There is an island called Petrì that might have worked as an anchorage so we sailed/motored over to there. We arrived around 1730 but again there was very little shelter and we would be in deep water so would necessitate a lot of chain. We also noticed that our domestic batteries didn’t seem to be charging very well. We had been using the water maker during the day with increased engine revs but we were still down to 65%. Exactly the same when we were in Cephalonia and then we had to divert into Ay. Eufima. Odd. We continued south for another couple of hours to Navarino Bay and the town of Pilos. Navarino Bay is famous in Greece as it effectively brought an end to the Greek War of Independence when an allied fleet of British, French and Russian ships routed the Turkish Egyptian fleet in 1827.
This is a huge bay (some 3nm long) that had plenty of anchoring opportunities so we weren’t worried about getting there at dusk. We anchored in 5m of sand off the defunct town marina at Pilos and set about trying to diagnose our charging problems. We called our friend, Lee, who is both a sailor and an engineer, for some guidance as we had done some tests and narrowed it down to either the alternator or split diode (this splits the charge from the alternator to the different battery banks). We agreed with Lee that we would do some more tests in the morning when the engine and the alternator were cool. A quick supper and off to bed as it had been a long day.
The next morning it was clear that our domestic battery bank wasn’t charging at all whilst our engine and bow thruster ones were. It was looking more and more like the split diode was the problem. We would have to be in a marina to get this fixed as we needed shore power to charge the batteries otherwise no cold beer! Despite the bay and Pilos looking very inviting we left first thing to travel 40nm east to Kalamata, the first proper marina on the Peloponnese unless we wanted to go back on ourselves. There was no wind so we put the towing generator arm on our wind generator so at least we could generate some power along with the solar panels and started motoring towards Kalamata. The solar panels and the towing arm generated around 12-14 amps which was more than enough to keep us going. The afternoon sea breeze kicked in around 1400 so we were able to sail the last 15nm to Kalamata.

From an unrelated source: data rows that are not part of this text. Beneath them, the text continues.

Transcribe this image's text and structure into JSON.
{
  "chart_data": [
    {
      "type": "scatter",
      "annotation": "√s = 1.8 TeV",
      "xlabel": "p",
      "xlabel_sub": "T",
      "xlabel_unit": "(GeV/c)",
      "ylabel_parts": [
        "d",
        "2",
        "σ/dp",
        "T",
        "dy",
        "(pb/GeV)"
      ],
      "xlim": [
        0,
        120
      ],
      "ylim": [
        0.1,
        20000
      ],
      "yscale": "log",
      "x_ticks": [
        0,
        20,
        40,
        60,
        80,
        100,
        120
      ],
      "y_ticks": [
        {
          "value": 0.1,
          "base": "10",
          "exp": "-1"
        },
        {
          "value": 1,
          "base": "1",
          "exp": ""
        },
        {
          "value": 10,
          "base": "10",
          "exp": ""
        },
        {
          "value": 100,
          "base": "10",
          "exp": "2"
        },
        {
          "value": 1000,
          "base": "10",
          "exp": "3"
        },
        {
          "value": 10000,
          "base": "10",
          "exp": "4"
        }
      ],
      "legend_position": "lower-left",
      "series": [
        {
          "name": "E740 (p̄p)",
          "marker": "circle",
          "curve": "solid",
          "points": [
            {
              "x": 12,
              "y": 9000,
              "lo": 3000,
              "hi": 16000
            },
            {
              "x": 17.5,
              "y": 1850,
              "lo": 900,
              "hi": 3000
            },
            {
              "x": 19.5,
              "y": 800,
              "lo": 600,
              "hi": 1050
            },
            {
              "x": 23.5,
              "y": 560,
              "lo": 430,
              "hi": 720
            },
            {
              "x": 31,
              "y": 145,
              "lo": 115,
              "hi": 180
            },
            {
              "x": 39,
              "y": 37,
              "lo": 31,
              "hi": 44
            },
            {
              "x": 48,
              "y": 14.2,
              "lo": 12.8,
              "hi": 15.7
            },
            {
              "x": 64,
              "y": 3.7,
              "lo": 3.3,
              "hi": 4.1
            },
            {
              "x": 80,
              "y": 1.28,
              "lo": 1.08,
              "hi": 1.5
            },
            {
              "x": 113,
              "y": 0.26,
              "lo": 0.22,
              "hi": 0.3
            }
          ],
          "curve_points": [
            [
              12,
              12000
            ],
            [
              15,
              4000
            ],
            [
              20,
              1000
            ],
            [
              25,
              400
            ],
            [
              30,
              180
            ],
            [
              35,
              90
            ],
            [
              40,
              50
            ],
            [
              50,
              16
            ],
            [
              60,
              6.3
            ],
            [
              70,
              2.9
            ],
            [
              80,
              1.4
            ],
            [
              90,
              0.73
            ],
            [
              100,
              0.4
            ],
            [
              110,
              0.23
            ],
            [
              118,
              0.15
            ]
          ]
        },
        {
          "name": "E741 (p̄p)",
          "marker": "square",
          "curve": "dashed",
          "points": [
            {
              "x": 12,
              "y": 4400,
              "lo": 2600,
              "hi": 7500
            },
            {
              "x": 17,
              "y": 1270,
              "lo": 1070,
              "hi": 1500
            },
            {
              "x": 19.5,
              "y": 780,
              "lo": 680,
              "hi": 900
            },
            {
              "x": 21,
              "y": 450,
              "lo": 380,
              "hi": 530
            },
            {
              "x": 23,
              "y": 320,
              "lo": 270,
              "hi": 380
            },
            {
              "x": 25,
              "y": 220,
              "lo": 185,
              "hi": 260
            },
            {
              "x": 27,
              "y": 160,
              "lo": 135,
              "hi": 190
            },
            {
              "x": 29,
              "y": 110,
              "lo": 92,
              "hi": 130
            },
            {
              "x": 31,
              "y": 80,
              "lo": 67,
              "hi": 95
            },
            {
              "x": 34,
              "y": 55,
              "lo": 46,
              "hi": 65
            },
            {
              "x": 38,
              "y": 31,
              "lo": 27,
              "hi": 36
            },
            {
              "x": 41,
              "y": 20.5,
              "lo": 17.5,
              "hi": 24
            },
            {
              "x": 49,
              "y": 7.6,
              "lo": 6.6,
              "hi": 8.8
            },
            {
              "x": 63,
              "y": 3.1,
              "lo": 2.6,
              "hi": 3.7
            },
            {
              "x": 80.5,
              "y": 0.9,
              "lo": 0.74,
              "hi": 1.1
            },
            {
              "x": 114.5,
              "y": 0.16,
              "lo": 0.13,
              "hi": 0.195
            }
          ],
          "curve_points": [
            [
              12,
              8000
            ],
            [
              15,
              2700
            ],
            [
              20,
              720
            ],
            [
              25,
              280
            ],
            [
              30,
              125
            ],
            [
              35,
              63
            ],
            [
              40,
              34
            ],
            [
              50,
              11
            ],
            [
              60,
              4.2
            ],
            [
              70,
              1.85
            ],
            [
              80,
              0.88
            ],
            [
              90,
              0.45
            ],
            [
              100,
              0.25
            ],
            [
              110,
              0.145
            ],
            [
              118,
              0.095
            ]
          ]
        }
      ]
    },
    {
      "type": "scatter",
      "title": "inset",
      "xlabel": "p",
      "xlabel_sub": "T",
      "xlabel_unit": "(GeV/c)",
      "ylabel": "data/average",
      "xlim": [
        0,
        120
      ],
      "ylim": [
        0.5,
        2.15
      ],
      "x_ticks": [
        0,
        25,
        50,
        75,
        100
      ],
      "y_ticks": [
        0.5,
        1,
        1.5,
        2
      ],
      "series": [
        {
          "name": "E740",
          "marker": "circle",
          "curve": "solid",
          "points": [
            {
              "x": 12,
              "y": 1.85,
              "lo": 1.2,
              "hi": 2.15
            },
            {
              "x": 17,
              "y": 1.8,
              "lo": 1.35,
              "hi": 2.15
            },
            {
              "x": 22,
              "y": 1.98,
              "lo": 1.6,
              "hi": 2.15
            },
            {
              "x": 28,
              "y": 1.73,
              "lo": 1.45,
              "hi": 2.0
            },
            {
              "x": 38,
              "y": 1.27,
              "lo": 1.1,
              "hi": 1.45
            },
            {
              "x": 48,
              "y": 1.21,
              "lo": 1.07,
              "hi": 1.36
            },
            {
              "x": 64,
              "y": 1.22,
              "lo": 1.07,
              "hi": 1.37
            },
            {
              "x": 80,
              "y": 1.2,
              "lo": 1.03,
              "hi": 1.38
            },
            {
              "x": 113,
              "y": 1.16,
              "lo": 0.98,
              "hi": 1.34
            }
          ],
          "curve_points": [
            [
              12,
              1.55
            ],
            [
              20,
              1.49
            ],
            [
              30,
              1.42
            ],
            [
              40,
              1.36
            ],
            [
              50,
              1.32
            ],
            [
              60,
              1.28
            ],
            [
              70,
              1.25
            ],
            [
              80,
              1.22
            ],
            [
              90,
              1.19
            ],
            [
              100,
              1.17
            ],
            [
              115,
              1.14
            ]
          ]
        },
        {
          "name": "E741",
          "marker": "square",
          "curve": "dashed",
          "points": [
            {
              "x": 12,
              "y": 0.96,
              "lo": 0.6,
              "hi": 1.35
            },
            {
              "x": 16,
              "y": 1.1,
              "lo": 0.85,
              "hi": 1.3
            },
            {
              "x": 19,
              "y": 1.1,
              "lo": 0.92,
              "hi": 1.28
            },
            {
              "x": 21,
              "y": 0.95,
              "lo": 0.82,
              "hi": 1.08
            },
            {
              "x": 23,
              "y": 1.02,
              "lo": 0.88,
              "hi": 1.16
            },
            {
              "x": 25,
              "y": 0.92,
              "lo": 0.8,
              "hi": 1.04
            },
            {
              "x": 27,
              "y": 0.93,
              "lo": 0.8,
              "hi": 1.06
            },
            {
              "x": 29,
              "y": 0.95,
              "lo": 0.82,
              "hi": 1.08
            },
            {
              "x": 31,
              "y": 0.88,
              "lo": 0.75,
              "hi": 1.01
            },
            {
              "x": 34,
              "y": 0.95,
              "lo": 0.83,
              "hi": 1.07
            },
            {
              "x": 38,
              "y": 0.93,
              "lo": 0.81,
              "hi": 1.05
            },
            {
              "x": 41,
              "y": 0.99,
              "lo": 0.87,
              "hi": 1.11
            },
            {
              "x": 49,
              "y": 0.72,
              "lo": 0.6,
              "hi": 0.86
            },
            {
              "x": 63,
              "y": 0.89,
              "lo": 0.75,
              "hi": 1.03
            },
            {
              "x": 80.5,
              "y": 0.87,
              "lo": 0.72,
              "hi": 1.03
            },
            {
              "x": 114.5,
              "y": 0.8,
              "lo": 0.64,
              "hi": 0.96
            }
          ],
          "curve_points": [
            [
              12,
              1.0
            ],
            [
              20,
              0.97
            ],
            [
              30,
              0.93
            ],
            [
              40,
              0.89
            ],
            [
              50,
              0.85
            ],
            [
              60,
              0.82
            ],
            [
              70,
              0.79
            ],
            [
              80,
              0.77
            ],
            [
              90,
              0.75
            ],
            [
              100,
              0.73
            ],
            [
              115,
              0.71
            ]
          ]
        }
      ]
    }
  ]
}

Safely moored up despite our neighbour mansplaining exactly what we needed to do to moor (we ignored him!), the electrical engineer came on board to investigate our problem. He soon confirmed our diagnosis that the split diode was indeed broken which was comforting as a) we had thought the same and b) it would be a lot cheaper to replace than an alternator! However, because of the model required he needed to order it from Athens and have it couriered to us, which he did the following morning. Sadly, the courier sent it to the wrong town so a replacement was sent out today. Fingers crossed it is delivered tomorrow morning.